I am studying this paper, and I don't understand the derivation of the covariances at the bottom of page 3090.
Basically I have two shocks: $\varepsilon_{1t}$ has constant volatility $E[\varepsilon_{1t}^2]$ = $\sigma^2_1$ while $\varepsilon_{2t}$ has time varying volatility $E[\varepsilon_{2t}^2]$ = $\sigma^2_{2,t}$. I further assume that:
$E[\varepsilon_{it}|\varepsilon_{jt}]=0$ for $j \neq i$ and every t
$E[\varepsilon_{it}|\varepsilon_{ks}]=0$ fo every $k$ and $s \neq t$
I am struggling to derive these quantities:
$cov(\varepsilon_{1t}^2, \varepsilon_{1t-p}^2)$
$cov(\varepsilon_{1t}^2, \varepsilon_{1t-p} \varepsilon_{2t-p})$
$cov(\varepsilon_{1t}^2,\varepsilon_{2t-p}^2)$
$cov(\varepsilon_{2t}^2,\varepsilon_{1t-p}^2)$
$cov(\varepsilon_{1t}\varepsilon_{2t},\varepsilon_{1t-p}^2)$
$cov(\varepsilon_{1t}\varepsilon_{2t}, \varepsilon_{1t-p}\varepsilon_{2t-p} )$
From the paper it seems that all these quantities are equal to 0, to get the two equations at the bottom.
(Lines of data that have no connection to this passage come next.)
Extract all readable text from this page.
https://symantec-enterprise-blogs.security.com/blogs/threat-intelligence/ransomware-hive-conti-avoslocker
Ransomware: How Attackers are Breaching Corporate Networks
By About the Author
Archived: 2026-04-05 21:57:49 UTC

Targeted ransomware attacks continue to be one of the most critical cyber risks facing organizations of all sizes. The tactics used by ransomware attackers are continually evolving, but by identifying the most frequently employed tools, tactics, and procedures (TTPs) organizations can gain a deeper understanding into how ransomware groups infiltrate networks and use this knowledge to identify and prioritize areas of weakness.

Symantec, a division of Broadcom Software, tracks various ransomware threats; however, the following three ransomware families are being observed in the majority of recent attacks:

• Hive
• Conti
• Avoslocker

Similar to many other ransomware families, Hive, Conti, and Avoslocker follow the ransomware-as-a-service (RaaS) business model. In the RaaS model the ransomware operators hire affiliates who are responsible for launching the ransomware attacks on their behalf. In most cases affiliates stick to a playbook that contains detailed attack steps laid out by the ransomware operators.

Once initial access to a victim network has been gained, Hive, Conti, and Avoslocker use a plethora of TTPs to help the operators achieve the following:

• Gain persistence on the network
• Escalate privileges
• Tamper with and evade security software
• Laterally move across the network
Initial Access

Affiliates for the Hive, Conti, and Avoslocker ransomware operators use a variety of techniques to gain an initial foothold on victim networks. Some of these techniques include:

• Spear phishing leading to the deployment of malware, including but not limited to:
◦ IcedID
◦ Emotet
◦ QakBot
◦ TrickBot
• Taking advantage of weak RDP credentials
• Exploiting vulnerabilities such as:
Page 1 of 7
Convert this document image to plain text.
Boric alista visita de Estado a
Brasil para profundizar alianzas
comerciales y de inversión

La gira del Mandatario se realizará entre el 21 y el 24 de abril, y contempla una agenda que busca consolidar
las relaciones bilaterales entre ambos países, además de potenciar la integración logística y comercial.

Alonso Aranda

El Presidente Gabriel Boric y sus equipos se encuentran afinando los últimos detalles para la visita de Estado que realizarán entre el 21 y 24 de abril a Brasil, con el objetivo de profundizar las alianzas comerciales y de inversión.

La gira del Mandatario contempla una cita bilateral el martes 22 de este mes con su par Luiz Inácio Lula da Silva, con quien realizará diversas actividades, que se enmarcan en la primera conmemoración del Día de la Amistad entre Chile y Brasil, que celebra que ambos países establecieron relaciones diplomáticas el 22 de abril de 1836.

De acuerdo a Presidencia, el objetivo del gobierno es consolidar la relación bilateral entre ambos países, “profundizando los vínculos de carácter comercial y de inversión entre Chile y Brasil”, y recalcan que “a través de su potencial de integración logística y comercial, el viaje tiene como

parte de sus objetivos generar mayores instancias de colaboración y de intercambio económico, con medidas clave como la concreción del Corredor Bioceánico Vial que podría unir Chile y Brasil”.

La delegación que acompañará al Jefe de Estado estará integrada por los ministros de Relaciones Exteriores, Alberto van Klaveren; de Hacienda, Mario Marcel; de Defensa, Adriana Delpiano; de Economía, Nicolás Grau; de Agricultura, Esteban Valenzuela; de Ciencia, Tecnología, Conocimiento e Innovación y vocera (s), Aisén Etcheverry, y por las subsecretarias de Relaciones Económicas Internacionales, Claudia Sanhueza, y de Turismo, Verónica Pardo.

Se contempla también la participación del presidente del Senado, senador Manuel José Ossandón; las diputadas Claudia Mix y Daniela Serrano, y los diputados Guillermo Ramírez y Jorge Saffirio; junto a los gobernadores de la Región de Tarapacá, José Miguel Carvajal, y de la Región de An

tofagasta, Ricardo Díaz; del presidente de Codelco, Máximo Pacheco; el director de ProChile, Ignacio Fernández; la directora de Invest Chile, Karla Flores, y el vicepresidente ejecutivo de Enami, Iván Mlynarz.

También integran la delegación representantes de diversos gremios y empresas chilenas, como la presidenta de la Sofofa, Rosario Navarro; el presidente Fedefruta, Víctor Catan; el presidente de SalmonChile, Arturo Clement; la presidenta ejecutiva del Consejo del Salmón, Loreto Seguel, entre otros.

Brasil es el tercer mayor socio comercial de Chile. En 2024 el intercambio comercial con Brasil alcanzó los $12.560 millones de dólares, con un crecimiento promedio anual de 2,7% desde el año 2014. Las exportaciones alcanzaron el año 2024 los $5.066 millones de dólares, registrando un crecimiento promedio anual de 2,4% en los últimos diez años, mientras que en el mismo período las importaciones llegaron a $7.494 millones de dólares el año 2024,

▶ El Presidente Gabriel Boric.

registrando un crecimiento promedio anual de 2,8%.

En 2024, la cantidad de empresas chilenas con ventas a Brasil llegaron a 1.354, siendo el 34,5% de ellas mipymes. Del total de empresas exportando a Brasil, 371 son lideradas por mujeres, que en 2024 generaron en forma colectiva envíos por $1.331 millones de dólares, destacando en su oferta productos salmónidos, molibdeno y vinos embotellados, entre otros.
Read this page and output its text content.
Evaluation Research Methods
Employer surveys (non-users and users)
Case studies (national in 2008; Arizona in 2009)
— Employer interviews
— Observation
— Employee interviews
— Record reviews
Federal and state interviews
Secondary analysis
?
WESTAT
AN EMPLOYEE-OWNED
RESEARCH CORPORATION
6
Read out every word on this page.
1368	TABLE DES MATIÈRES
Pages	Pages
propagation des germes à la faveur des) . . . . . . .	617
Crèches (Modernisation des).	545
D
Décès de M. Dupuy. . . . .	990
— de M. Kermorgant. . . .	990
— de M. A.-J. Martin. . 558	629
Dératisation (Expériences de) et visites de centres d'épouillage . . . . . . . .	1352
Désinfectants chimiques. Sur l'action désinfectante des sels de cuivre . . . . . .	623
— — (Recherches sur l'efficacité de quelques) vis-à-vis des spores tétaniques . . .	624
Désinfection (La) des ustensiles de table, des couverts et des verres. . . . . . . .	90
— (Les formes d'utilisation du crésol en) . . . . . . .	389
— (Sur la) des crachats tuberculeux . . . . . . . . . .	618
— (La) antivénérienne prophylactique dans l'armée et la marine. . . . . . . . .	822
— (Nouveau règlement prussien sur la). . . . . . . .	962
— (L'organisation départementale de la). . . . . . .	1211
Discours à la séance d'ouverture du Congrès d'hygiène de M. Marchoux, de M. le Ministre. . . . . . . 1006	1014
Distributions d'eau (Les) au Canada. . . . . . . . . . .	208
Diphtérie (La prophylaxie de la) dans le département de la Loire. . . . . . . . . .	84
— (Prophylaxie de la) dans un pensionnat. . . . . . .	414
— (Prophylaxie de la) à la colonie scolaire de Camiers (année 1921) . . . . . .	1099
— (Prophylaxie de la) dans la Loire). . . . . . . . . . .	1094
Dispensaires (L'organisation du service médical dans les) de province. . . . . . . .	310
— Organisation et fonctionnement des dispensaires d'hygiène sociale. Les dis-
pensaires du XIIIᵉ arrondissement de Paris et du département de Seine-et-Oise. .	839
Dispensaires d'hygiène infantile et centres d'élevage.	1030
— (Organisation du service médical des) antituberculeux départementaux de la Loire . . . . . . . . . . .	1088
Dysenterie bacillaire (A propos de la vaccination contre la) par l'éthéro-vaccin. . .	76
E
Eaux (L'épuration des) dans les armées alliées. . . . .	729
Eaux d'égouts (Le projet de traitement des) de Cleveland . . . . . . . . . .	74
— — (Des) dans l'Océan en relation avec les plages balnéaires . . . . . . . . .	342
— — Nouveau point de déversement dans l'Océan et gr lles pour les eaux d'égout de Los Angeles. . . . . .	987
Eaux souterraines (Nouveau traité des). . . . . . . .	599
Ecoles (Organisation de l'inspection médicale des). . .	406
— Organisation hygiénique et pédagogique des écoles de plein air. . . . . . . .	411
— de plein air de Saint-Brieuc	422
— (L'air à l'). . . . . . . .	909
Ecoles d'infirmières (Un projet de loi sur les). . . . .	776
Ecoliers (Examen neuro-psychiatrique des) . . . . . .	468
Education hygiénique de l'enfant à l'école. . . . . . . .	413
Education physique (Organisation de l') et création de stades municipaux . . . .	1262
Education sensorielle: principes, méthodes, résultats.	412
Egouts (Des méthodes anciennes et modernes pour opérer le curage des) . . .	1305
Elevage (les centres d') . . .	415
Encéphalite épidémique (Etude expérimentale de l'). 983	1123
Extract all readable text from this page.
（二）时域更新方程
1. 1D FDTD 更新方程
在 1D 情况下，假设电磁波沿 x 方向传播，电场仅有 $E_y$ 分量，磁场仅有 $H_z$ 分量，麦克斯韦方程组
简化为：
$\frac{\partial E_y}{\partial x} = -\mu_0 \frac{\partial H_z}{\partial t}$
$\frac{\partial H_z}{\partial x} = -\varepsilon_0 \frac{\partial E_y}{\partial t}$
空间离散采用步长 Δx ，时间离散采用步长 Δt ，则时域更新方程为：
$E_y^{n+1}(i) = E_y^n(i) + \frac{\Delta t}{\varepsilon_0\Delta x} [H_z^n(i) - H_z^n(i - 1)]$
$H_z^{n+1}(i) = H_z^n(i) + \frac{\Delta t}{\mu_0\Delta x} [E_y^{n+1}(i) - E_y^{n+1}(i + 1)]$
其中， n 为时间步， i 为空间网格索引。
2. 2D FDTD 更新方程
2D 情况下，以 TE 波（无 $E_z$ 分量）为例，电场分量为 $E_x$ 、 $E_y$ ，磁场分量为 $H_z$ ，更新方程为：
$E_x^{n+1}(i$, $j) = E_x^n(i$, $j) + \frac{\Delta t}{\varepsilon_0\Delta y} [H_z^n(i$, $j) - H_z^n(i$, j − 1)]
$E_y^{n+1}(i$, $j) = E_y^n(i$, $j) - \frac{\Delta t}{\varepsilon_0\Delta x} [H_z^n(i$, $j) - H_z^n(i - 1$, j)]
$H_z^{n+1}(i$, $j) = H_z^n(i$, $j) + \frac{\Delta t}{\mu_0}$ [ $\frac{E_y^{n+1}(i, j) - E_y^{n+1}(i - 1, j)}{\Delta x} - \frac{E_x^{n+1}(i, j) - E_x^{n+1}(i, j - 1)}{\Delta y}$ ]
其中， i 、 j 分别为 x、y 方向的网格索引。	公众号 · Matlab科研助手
I don't understand why. For the first quantity I have $cov(\varepsilon_{1t}^2, \varepsilon_{1t-p}^2)= E[\varepsilon_{1t}^2\varepsilon_{1t-p}^2] - (\sigma^2_1)^2$ but it is not clear to me how to show that $E[\varepsilon_{1t}^2\varepsilon_{1t-p}^2] = (\sigma^2_1)^2 $ to obtain 0.
Similarly for the other quantities, why $E[\varepsilon_{1t}^2\varepsilon_{1t-p} \varepsilon_{2t-p}]$ would be equal to 0?